The Lost Symbol, Dan Brown
Doubleday, 2009, 509 pages, C$36.95 hc, ISBN 978-0-385-50422-5
Six years after the release of The Da Vinci Code (surely you’ve heard of it?), Dan Brown has a brand-new novel in store: The Lost Symbol. The good and bad news are, indeed, the same: It’s an almost identical reading experience.
There are a few differences between Brown’s latest novel and its predecessors, but not that many. Consider this: Robert Langdon runs around a world-class city with a beautiful scientist, piecing together historical clues to avert a terrible event while trying to outwit a spiritually-motivated antagonist with a penchant for self-mutilation. Familiar? Yes. Good enough for a third go-around? Well, why not?
This time, “Symbologist” (aka; trivia-master) Robert Langdon is called to Washington, where he gets to talk masonry with a woman studying pseudo-sciences. They race around and under official buildings, survive attempts on their lives and spend half a day citing encyclopedia snippets at each other. Surprisingly enough, it’s fun: While The Lost Symbol is a bit too familiar to create the same enthralling feeling as its predecessor, its accumulation of cheap stock thriller situations, short cliffhanging chapters, plausible-sounding details and compelling imagery makes it hard to stop reading. It’s not refined but it’s got the essence of genre fiction entertainment. The writing is even a bit better than in the previous books… or at least not quite as awful.

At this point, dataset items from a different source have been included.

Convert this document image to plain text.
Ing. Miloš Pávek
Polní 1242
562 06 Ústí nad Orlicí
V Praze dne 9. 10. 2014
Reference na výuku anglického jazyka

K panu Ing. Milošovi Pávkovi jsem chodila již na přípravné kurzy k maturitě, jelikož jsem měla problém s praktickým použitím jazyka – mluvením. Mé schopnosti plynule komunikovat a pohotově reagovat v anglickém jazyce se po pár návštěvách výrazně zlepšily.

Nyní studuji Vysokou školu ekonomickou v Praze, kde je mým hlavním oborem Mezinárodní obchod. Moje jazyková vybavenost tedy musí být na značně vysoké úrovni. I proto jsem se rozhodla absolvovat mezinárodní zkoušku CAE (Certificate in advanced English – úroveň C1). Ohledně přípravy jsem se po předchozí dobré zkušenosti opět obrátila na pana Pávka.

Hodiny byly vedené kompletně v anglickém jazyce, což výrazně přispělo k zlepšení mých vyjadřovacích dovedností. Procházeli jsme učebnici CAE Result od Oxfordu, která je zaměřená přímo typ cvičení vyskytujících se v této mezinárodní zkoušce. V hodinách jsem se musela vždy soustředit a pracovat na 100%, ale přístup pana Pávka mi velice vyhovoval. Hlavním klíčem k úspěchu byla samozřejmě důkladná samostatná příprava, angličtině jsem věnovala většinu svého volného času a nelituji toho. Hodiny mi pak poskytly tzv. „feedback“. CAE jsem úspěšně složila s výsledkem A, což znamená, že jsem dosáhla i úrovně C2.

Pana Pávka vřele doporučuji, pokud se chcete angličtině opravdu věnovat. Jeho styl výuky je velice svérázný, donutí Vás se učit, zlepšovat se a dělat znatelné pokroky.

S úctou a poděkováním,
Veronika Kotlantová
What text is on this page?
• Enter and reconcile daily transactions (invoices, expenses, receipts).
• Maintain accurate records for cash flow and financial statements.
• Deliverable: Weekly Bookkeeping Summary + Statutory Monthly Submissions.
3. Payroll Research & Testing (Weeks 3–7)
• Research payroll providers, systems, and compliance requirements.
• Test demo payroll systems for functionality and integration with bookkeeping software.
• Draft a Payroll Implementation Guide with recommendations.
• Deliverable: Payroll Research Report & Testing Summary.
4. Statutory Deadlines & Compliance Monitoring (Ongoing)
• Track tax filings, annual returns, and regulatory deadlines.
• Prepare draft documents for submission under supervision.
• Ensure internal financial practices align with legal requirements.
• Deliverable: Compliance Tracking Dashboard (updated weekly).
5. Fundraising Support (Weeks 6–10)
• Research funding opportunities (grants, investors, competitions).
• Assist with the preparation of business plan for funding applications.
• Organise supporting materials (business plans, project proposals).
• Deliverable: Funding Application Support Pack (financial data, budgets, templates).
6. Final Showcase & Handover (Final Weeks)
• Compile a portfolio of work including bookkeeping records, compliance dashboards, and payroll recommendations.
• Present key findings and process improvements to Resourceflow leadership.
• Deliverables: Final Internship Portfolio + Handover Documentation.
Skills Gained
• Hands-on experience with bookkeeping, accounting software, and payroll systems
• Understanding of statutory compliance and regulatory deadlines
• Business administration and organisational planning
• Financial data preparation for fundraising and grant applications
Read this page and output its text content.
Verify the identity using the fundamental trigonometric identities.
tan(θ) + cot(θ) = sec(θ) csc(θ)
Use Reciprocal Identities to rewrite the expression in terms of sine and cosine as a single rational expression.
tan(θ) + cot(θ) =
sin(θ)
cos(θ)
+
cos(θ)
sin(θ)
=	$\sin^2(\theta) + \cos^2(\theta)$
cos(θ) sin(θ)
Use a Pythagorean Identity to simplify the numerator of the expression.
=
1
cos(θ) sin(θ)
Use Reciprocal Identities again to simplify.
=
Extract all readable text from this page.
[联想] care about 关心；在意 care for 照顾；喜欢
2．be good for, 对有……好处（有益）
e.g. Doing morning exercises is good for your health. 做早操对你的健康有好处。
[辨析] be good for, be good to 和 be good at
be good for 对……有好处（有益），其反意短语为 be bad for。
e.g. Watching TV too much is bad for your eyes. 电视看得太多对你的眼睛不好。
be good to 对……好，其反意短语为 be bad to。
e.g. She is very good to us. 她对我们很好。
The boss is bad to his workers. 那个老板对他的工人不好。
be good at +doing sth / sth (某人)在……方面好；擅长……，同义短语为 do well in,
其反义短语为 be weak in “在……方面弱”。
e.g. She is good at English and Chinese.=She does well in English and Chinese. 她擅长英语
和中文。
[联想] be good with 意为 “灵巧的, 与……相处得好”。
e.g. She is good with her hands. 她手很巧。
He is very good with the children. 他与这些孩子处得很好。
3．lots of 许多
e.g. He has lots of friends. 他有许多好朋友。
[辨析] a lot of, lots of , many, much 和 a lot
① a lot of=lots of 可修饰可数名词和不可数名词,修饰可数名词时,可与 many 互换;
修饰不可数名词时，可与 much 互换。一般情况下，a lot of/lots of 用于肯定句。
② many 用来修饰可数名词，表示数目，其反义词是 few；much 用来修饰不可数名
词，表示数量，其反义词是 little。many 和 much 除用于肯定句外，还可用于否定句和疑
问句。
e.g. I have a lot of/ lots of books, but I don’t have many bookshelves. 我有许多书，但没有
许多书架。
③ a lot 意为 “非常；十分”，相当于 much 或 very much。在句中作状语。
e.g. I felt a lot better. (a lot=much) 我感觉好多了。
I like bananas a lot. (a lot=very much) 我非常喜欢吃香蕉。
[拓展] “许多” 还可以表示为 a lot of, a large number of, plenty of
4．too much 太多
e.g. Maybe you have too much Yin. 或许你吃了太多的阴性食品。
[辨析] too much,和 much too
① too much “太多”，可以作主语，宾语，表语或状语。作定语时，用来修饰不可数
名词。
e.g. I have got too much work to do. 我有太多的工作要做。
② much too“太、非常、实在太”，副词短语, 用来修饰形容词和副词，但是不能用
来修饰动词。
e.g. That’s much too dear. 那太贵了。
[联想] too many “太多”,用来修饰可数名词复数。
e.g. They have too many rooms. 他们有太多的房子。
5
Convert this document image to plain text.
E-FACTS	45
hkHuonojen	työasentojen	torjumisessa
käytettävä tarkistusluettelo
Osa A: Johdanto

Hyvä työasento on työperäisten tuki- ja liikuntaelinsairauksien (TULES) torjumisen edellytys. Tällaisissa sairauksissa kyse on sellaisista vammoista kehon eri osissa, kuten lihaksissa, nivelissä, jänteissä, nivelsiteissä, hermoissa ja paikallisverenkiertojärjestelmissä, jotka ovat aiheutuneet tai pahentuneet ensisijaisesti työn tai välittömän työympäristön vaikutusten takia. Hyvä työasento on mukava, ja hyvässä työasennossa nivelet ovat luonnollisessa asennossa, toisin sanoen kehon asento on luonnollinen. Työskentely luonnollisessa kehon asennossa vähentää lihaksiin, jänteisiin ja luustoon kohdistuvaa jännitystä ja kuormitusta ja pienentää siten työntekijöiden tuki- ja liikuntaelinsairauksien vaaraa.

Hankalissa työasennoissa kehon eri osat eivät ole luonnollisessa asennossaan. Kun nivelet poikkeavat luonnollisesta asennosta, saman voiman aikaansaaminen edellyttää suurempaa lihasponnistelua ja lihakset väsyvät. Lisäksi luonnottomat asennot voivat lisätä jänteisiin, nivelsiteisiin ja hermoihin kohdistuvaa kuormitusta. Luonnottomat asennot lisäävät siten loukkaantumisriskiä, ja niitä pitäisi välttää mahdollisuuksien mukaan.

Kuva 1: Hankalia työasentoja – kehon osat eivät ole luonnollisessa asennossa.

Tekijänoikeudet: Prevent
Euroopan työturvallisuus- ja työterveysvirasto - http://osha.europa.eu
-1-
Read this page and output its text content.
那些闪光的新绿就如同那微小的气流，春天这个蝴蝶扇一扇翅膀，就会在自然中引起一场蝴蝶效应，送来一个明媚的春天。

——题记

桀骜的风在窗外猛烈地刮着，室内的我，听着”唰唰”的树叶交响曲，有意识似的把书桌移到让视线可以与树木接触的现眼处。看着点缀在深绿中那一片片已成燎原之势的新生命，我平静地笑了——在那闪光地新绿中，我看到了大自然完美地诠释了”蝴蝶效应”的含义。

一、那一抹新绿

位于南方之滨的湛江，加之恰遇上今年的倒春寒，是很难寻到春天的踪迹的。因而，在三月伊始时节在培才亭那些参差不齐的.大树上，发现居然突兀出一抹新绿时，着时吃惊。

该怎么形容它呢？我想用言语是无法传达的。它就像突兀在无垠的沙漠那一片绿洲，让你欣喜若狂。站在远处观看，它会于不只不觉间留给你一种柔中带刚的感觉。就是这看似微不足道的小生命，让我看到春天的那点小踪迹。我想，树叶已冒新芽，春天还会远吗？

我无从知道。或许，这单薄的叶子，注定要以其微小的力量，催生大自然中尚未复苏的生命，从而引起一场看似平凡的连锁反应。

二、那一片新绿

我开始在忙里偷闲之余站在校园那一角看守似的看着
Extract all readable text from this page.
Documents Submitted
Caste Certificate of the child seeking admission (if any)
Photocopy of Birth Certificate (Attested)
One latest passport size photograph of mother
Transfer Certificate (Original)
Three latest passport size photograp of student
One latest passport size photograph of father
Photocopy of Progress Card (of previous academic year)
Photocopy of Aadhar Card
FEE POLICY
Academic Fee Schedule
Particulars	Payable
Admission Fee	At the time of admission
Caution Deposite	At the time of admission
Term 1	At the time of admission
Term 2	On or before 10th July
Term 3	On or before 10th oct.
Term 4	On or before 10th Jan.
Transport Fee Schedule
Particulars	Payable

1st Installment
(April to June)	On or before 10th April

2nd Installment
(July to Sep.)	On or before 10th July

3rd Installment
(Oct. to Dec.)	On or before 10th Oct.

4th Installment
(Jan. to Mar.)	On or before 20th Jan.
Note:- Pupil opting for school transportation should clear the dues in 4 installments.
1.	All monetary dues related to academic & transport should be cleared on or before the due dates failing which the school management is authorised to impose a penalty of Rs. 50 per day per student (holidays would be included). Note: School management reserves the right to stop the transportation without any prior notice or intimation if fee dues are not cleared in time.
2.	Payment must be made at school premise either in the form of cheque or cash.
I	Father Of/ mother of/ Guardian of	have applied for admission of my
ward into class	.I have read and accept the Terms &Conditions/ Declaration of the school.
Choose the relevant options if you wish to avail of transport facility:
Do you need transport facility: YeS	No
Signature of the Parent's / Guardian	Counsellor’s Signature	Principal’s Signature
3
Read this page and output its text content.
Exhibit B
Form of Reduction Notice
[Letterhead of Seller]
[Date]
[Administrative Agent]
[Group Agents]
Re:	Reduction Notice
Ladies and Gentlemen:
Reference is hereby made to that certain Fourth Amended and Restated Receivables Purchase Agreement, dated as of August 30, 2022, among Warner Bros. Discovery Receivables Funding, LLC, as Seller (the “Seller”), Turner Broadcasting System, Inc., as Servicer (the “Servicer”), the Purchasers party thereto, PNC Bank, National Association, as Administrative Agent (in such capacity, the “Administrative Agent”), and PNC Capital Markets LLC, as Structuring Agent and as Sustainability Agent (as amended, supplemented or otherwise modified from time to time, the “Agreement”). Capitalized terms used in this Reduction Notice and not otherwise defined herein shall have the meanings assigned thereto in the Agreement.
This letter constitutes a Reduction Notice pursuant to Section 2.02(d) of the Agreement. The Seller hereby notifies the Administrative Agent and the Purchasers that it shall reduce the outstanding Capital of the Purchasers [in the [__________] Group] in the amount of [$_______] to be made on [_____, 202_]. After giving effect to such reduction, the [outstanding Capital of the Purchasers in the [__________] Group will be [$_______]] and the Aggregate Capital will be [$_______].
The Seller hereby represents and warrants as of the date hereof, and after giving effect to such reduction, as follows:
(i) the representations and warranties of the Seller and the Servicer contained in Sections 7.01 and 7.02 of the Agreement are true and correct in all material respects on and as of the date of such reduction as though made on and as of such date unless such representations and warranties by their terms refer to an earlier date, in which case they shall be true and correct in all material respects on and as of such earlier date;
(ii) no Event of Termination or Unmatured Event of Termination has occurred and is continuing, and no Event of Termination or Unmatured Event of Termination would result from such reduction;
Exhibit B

The Lost Symbol even shows that Brown can have a sense of humor about himself: Early on, he takes potshots at the controversy about his previous novel (“My book group read your book about the sacred feminine and the church! What a delicious scandal that one caused!” [P.8]), his image (“He was wearing the usual charcoal turtleneck.” [P.8]) and, later on, editors complaining about the lateness of his novel (“You owe me a manuscript.” [P.176]). While the suspense is usually too talky to be gripping, there are at least two memorable sequences in the book, one taking place in a completely dark hangar, and the other one pushing the whole “Character’s dead. Dead-dead-dead.” shtick as far as it can go, and then a little bit further for good measure. Cheap twists abound, although Brown does manage to do a few interesting things with parallel storytelling at times.
Sadly, The Lost Symbol occasionally gets muddled on the shoals of yadda-yadda pseudoscience discredited back in the seventies but revived today as “noetic science” thanks to quantium jargon. Brown may swear up and down that all the science in his book is true, but we know better. (As a computer specialist, I’m usually disappointed whenever Brown discusses computers, and this novel has its share of IT nonsense as well.) The pseudo-science, thankfully, doesn’t really affect the major plot lines of the book, but it’s a distracting-enough subplot that the novel could have dispensed with.
Ironically, it almost takes mental muscles shaped by science-fiction to truly appreciate what Brown is attempting in the last tenth of the novel. What he frequently does well (and what many imitators often forget) is to present a series of conceptual breakthroughs, big and small, that reveal the true shape of the world to protagonists and readers alike. This is rarely as obvious as in the last fifty pages of The Lost Symbol: Once past the final action climax, the main plotline of the novel has been wrapped up with a few chapters still left to go. It’s all over but for a few more revelations, which may be more conceptually important to Brown than the end of the thriller plot-line: The novel concludes on a pair of scenes meant to evoke a strong sense of wonder, and science-fiction readers will have been trained to respond well to such revelations.
As for everyone else, well, the old saw hold true: “If you liked The Da Vinci Code, then…” yes, you’re going to like The Lost Symbol. Conversely, those who hated Brown’s previous novels won’t be seduced by this one. It is what it is, and if the same mixture of elements could have been quite a bit more interesting in better hands, it does manage to outdo many of the so-called “Da Vinci clones” in delivering the mixture of trivia, thrills, nonsense and fast pacing that we’ve come to expect from Brown. It may be late in coming, but it does deliver.
(Amateur puzzle-solvers will be happy to note that the US dust jacket sports at least four puzzles, and a few Easter Eggs. I wasted an enjoyable thirty minutes solving two puzzles before rushing to read the solutions on-line. As for the Easter Eggs, one of them will make you feel better about the recent loss of the traditional Doubleday “Anchor” logo.)